Originally released to instant critical acclaim and cult status back in 1994, the game was relaunched as freeware ten years later just in time for everybody to remember what a brilliant game it was and play it all over again. You can grab the game plus manual plus bonus goodies plus seriously, what else could you possibly want except maybe a bag of shortcake Tumbles from GOG.com.
Quest for Glory II: Trial by Fire
If I had to choose a most favourite ever Quest for Glory game, it would be Quest for Glory II. Definitely. Probably. I mean, the first Quest for Glory had a cool sort of Brothers Grimm fairy tale thing going on, and Quest for Glory III had the Awful Waffle Walker, and Quest for Glory IV had vampires, but there’s something quite special about Quest for Glory II. I think it’s because you get to ride around everywhere on a dinosaur.
The original Sierra game is, of course, still protected by copyright even though it’s almost impossible to actually buy on disc, but the AGD Interactive’s remake is completely free and features enhanced 256-colour graphics and a point ‘n’ click interface. Yes, please.
Space Quest II: Vohaul’s Revenge
What’s worse than a hundred million insurance salesmen? Nothing. That’s the basic premise of Sludge Vohaul’s big plan to eradicate all sentient life on Xenon, and it’s up to Xenon Orbital Station 4’s head (and only) janitor, Roger Wilco, to do something about it. Why just Roger? It’s doesn’t matter, but it does set up Space Quest III rather neatly.
Although the original version is available to buy on a Space Quest compilation released a while back, there’s also a free remake by Infamous Adventures. Much like AGDI’s Quest for Glory II remake, this one also features enhanced 256-colour graphics and a point ‘n’ click interface, and unlike AGDI’s Quest for Glory II remake, I actually helped the Infamous Adventures guys with testing this game during development a couple of years back. That’s why all the apostrophes are in the right places.

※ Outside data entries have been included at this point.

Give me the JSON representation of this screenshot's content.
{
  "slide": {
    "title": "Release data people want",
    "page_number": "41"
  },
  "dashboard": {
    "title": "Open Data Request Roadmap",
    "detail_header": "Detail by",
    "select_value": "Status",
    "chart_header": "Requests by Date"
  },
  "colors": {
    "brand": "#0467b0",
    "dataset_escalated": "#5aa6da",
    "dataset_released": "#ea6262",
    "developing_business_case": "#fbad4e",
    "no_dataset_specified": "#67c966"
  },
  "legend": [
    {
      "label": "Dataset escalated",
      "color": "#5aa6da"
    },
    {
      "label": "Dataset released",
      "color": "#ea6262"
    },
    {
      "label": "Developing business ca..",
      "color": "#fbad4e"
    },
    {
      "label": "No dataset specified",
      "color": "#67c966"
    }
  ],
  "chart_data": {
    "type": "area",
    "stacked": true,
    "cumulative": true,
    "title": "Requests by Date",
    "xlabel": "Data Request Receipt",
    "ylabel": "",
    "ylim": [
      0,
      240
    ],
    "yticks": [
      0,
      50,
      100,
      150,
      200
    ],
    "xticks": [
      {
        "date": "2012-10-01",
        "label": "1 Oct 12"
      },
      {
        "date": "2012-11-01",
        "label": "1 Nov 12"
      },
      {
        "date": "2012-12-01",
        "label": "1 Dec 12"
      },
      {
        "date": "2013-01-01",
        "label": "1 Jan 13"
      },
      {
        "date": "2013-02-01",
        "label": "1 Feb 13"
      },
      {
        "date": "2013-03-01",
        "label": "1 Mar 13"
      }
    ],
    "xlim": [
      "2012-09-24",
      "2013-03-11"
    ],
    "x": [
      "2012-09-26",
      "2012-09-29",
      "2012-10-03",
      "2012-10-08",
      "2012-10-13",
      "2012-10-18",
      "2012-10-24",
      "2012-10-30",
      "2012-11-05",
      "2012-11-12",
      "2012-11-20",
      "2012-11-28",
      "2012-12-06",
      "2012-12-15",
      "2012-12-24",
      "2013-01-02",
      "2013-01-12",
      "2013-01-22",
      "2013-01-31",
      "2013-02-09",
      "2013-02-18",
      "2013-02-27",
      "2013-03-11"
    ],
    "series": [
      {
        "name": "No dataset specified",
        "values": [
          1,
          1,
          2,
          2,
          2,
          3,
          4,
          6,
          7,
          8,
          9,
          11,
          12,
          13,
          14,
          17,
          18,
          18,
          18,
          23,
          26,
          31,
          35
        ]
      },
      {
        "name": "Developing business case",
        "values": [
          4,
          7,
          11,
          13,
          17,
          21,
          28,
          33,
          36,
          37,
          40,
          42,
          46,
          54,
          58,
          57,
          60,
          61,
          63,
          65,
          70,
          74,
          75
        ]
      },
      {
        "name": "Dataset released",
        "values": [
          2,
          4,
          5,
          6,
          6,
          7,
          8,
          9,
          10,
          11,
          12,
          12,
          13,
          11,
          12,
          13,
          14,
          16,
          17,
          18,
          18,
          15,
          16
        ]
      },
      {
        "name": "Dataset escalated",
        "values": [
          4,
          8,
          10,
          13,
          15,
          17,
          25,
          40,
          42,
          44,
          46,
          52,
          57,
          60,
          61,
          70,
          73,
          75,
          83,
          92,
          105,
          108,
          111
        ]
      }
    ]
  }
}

King’s Quest III: To Heir is Human
Experts agree that King’s Quest III was better than all the other King’s Quests put together because:
- Gwydion is a way better protagonist than that repulsive goody-goody Graham and the totally useless Rosella.
- You get to steal Baby Bear’s porridge. It’s every sociopathic childhood dream come true.
Same deal as before with the original version, but this time around, there are actually two different free remakes available from Infamous Adventures and AGDI. Both remakes feature 256-colour blah blah blah, you know how it goes now.
This game is so retro, it doesn’t even have real graphics and the learning curve leans backwards. ARE YOU MAN/WOMEN ENOUGH?
To be completely honest, the only reason I really remember this game at all is because the lead character’s name is Taran, which is the boy’s version of my name. It also featured a pig that followed Taran around everywhere, and when I played this as a kid, it made me wish I also had a pig that followed me around everywhere. My parents bought me a Thundercat instead.
There are also two different remakes of this game out there, although both are basically just the original game with a point ‘n’ click interface replacing the function key control scheme. Here’s one and here’s the other one.
The thing about most fantasy RPGs is that everybody’s totally perfectly heroic and brave and selfless and ready to pledge their very mortality to saving the world from dragons / undead / undead dragons / whatever.
What about those stroppy, resentful adolescents who’d rather be boffing the farmer’s daughter than saving the world from dragons / undead / undead dragons / whatever? That’s Dink Smallwood. Also, there’s a town inhabited entirely by ducks and you can punch them. It’s not every day you get to punch a duck.
The game is free to download and keep forever from developer RTSoft.